White collar crime thrives, but law is closing in on them
THIEVES ripping off Gympie Regional Council will be busted.
The council said at least one fraudster had targeted the council over the past few years.
The revelation follows the release of a damning report that shows most of the state's local governments are embezzlement targets.
A recent Auditor-General survey shows 66 of the state's 77 councils had at least one case of dishonesty between 2009 and 2014.
The report also found 43 councils could be ripped off because they had no way of detecting, preventing or responding to fraud.
A GRC spokeswoman confirmed the council was among the victims.
In the case of alleged fraud involved a former high-ranking employee, the former staffer entered no plea to seven charges when he faced a court earlier this year.
"As with any council, we have a range of internal controls, policies, procedures, delegations and oversight mechanisms aimed at among other things, preventing fraud," the council spokeswoman said.
Forensic accountant Forde Nicolaides said the Auditor-General's report was not surprising.
"The findings ... are generally consistent with observations we have made from forensic work performed for other Australia-wide public sector organisations," the Deloitte Forensic partner said.

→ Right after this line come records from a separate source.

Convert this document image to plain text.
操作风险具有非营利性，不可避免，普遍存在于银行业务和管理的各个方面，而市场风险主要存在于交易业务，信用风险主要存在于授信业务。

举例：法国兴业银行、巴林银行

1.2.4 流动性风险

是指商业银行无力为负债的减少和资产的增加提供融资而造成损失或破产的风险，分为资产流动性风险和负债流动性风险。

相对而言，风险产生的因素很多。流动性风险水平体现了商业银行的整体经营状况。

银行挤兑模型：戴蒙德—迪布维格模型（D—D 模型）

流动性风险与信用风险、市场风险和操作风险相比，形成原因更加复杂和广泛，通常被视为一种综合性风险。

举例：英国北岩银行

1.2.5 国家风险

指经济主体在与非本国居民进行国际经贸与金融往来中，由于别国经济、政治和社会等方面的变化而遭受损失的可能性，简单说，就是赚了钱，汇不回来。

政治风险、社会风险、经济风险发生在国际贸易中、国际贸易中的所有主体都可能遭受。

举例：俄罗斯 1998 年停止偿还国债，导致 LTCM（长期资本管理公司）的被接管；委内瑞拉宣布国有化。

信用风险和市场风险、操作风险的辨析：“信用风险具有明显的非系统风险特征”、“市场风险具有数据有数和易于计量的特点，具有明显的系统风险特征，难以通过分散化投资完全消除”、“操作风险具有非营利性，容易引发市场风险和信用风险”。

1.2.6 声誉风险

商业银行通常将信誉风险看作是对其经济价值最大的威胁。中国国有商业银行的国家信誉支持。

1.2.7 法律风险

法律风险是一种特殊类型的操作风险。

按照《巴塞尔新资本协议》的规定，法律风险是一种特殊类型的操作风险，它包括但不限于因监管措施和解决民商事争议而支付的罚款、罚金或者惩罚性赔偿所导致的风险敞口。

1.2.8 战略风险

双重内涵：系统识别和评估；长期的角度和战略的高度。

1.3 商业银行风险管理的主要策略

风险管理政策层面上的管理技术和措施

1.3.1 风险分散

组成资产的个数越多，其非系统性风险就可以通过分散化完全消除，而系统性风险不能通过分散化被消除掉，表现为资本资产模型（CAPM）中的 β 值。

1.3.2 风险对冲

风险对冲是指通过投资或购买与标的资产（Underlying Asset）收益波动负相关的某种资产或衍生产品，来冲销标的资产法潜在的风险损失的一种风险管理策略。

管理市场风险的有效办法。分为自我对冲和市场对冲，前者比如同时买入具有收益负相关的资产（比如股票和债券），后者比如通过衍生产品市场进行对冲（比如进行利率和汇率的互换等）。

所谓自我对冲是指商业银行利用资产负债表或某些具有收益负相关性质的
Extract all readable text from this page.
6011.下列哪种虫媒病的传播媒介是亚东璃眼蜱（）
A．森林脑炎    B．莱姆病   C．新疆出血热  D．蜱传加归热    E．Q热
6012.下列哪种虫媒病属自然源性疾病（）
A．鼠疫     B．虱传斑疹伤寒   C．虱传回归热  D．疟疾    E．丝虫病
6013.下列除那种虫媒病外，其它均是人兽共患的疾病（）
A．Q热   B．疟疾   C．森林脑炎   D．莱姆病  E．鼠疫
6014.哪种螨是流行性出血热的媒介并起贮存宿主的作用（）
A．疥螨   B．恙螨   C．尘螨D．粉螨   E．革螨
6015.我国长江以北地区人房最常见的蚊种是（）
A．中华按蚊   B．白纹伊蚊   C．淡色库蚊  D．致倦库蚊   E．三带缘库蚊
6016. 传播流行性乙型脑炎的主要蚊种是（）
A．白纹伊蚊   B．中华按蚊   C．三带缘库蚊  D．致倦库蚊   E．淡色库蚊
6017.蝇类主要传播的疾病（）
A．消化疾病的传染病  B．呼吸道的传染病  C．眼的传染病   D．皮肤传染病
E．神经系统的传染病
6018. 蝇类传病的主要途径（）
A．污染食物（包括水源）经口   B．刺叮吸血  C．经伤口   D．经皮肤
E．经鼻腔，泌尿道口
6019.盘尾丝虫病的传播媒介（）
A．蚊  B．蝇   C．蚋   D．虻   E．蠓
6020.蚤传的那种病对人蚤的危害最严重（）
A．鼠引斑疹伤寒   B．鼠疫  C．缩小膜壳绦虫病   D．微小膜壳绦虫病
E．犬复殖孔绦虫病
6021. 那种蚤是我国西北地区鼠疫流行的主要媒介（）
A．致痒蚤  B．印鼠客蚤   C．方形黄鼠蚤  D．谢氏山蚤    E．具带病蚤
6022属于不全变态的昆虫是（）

"The financial and reputational risks associated with fraud and corruption are particularly high in the public sector given the size of organisations, the sensitivity surrounding public money and the media exposure that the sector receives."
Crime expert Lance Rundle said councils could be easy targets for fraudsters.
"People commit fraud against an organisation because they seek out the most financial gain at another's expense," the CQUniversity business-law lecturer said.
"If they get away with the first instance of fraud the practice may continue as it becomes a learned behaviour of greed.
"However, it should not be hard for any organisation to reduce potential fraud because risk management assessment should identify the potential risks of fraud and identify strategies to be implemented to reduce outcome of fraud."
Local Government Association of Queensland spokesman Craig Johnstone rejected the Auditor-General's criticisms.
"The councils are prepared to handle fraud," he said.
"There's a lot of work gone into encouraging integrity in councils and we think it is working."
The AG's office would not name the councils in its report because of the potential to prejudice ongoing investigations and matters before the courts.